B. However, an ABI is an interface issued for some specific processor-platform for some specific language. All compiler-vendors desiring to target that platform for that same language will have to ensure that not only compiled code in form of relocatable object codes comply with the interface to be able to link and cross-link with each other but also executables comply with it to be able to run on the platform at all. So, ABI is much broader set of specifications/standard than a typical function API. It may include some API objects to be enforced upon the language-users by the compiler. The compiler-vendor will have to include support for the same in their distributions. Needless to say, the platform vendor is the rightful authority to issue ABIs for its platform. Both compiler vendors and ABIs need to comply with the corresponding language-standard (e.g. ISO standard for C++).

C.平台供应商对ABI的定义是:

“1。可执行文件为了在特定的执行环境中执行而必须遵守的规范。例如,Arm架构的Linux ABI。

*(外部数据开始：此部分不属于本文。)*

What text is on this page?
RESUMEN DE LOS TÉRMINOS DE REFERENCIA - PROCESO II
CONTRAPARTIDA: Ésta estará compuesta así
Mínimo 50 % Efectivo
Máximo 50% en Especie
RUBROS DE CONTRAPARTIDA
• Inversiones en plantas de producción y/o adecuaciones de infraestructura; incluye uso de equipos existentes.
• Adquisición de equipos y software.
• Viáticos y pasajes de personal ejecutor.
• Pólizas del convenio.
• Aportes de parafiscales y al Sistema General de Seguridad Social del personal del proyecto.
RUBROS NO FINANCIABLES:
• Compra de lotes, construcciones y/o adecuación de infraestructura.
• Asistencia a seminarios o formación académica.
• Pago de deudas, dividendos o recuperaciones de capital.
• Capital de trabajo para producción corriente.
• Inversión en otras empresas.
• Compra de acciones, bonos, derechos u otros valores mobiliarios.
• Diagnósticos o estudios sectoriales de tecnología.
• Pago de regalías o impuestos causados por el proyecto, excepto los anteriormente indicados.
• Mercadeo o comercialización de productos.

独立生成的可重定位文件必须遵守的规范的一个特定方面,以便静态可链接和可执行。例如,Arm架构的c++ ABI, Arm架构的运行时ABI, Arm架构的C库ABI。”

D.举例;基于Itanium架构的c++通用ABI也由一个联盟发布。平台供应商自己的c++的abi在多大程度上符合它完全取决于平台供应商。

E.作为另一个例子。Arm架构的c++ ABI在这里。

F.前面已经说过,处理器体系结构的ABI将确保一个可重用程序和另一个重用它的程序之间的API适用于该处理器体系结构。

G. That brings us to service-oriented components (e.g. SOAP-based web services). They too require an API to exist between a SOAP-based web service and client program (could be an app, front-end or another web service) for the client program to reuse the web service.The API is described in terms of standardized protocols like WSDL (interface description) and SOAP(message format) and is language-neutral and platform-neutral. It is not targeted to any specific processor-platform and thus it is not "binary" like ABI. A client-program on any one platform type and written in any language can remotely reuse a web service written in any other language and hosted on an entirely different processor-platform. This is made possible by the fact that both WSDL and SOAP are text-based (XML) protocols. In case of RESTful web services, the transport protocol http--also a text-based protocol-- itself acts as the API (CRUD methods).